Kann es ein Menschenrecht auf Pflege geben? Sowohl für diejenigen, die andere pflegen, als auch für diejenigen, die Pflege benötigen? Für die Anerkennung der Bedeutung von „Fürsorge“ auf einer menschenrechtlichen Ebene plädiert die Sozialwissenschaftlerin Ute Gerhard.
Gerhard hielt den Eröffnungsvortrag zu einer Tagung der Evangelischen Akademie in Hessen und Nassau und des Cornelia Goethe Zentrums an der Frankfurter Uni. Auf der Ebene der Vereinten Nationen sei das Familienrecht der „Knackpunkt“ im Bezug auf die Anerkennung der Menschenrechte für Frauen, sagte Gerhardt. Zwar hätten fast alle Mitgliedsstaaten die entsprechende UN-Konvention von 1979 inzwischen ratifiziert (mit Ausnahme einiger muslimischer Staaten, der USA und des Vatikan), doch die Hälfte von ihnen hätten ihre Unterschrift mit entsprechenden Vorbehalten versehen.

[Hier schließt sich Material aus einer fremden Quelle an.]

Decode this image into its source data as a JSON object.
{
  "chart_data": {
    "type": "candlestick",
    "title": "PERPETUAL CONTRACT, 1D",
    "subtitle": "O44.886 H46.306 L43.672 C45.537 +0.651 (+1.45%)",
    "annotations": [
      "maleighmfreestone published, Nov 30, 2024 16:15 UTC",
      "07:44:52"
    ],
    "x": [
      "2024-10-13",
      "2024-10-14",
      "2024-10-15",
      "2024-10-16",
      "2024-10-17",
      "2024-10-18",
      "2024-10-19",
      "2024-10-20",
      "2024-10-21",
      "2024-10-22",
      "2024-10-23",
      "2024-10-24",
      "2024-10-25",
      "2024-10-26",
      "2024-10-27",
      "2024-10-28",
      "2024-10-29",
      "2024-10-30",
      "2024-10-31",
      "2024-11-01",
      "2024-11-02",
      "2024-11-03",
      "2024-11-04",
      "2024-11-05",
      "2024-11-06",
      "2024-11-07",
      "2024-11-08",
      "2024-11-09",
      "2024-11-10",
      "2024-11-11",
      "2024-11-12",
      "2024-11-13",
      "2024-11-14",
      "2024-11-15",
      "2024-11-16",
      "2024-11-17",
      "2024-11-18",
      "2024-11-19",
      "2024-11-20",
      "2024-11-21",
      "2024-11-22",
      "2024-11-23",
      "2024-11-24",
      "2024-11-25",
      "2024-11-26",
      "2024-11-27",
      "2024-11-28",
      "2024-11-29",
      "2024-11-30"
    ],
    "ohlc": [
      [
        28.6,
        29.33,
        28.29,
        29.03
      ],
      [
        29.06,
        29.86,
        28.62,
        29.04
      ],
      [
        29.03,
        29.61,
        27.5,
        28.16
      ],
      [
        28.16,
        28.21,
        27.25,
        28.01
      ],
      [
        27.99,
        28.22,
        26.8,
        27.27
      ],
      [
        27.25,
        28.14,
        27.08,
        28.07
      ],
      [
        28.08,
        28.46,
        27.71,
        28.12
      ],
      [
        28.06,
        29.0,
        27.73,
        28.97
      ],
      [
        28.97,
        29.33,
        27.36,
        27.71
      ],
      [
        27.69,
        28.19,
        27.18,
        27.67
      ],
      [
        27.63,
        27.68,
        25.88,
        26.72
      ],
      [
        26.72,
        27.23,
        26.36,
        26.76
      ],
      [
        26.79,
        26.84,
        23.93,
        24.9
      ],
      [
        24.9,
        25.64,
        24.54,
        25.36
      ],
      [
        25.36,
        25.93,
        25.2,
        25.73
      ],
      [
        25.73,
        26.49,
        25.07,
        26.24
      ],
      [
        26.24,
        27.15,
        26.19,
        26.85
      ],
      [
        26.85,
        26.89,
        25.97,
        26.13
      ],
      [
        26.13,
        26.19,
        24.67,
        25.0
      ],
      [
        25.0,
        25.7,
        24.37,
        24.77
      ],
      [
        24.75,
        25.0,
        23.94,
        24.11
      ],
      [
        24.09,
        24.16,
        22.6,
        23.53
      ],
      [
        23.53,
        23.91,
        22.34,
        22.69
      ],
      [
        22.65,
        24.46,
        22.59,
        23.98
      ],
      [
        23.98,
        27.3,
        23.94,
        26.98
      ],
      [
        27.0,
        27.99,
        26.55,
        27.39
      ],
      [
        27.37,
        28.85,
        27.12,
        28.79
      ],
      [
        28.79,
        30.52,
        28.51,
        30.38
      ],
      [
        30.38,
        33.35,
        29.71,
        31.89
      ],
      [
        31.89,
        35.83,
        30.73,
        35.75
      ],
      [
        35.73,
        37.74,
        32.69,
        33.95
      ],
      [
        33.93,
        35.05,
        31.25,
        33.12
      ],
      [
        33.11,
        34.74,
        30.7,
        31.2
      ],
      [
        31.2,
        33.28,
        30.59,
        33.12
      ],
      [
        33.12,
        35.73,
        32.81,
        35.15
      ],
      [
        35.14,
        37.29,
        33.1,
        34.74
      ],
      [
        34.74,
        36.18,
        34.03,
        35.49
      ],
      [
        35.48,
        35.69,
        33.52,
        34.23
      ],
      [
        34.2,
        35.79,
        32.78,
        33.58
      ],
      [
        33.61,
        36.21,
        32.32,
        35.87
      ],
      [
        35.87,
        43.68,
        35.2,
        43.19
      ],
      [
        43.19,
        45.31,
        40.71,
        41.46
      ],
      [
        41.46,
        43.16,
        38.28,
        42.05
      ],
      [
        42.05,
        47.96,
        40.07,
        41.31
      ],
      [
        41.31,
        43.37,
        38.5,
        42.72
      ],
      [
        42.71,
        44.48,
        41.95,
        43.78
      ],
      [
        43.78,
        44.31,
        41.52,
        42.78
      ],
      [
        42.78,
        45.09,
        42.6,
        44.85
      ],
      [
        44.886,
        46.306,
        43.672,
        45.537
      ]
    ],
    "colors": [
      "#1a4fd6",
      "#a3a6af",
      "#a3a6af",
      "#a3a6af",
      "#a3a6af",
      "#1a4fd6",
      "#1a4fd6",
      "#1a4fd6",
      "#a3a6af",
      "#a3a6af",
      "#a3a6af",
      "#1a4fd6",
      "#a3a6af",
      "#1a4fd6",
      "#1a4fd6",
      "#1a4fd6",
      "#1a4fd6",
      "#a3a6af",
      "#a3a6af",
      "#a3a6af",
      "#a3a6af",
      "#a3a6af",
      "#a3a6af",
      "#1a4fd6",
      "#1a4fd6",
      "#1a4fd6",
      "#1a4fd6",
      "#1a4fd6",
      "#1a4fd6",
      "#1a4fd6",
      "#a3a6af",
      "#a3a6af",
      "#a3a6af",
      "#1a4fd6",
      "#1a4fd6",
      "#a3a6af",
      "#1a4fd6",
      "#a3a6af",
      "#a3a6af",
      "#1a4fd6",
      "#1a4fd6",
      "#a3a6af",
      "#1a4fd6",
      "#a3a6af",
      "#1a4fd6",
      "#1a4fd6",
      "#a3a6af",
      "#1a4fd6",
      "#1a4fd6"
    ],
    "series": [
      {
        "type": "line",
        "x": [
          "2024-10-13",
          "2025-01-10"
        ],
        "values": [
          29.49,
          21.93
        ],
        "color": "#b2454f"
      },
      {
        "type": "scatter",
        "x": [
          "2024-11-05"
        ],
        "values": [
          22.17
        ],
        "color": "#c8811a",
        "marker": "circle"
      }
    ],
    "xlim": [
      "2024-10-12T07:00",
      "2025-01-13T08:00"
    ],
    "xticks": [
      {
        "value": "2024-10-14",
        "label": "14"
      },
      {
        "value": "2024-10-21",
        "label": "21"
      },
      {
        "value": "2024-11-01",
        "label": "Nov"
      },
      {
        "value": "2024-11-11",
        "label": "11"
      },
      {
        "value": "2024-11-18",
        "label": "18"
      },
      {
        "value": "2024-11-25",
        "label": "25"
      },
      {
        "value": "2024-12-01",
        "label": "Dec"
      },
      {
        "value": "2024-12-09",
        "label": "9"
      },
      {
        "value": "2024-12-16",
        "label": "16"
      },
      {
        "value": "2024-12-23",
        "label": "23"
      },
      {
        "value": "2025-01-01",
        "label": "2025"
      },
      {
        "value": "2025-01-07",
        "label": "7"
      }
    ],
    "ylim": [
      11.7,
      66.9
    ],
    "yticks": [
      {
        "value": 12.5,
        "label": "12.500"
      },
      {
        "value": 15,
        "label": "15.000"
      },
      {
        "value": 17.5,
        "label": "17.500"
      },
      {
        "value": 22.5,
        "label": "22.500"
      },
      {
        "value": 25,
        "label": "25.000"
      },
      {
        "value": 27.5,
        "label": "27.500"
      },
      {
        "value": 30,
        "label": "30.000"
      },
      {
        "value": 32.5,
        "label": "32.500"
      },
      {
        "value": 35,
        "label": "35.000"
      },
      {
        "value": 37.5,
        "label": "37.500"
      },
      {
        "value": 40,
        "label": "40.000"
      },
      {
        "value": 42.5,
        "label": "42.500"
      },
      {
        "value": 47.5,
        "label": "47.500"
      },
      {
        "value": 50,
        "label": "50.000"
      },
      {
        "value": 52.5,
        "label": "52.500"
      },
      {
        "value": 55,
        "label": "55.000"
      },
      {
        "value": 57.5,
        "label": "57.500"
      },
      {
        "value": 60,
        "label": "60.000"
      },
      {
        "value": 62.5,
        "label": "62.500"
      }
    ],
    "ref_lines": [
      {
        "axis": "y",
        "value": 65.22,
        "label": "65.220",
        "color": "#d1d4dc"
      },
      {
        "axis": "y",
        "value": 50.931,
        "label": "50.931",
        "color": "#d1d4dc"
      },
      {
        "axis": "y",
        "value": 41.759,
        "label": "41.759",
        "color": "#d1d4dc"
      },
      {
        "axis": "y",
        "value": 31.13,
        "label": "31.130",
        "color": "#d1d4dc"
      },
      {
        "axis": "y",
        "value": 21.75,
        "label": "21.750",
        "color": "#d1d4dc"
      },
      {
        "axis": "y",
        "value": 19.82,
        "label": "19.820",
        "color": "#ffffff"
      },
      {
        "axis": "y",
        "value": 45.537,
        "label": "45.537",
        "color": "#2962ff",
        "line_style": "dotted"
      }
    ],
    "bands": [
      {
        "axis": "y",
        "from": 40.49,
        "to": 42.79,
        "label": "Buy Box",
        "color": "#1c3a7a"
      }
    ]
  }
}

Das Thema „Care“, also Fürsorgearbeit, auf der Ebene der Menschenrechte in die Diskussion zu bringen, könne auch neue Debatten über Geschlechterrollen eröffnen.
Skeptisch äußerte sich der Erziehungswissenschaftler Micha Brumlik. Zu Recht seien die Menschenrechte „Abwehrrechte“ gegen staatliche Übergriffe und es sei sinnvoll, sie auf wenige, klare Punkte zu beschränken. Die Frage der Fürsorge betreffe vor allem die sozialen Rahmenbedingungen, unter denen es Menschen möglich ist, für andere zu sorgen.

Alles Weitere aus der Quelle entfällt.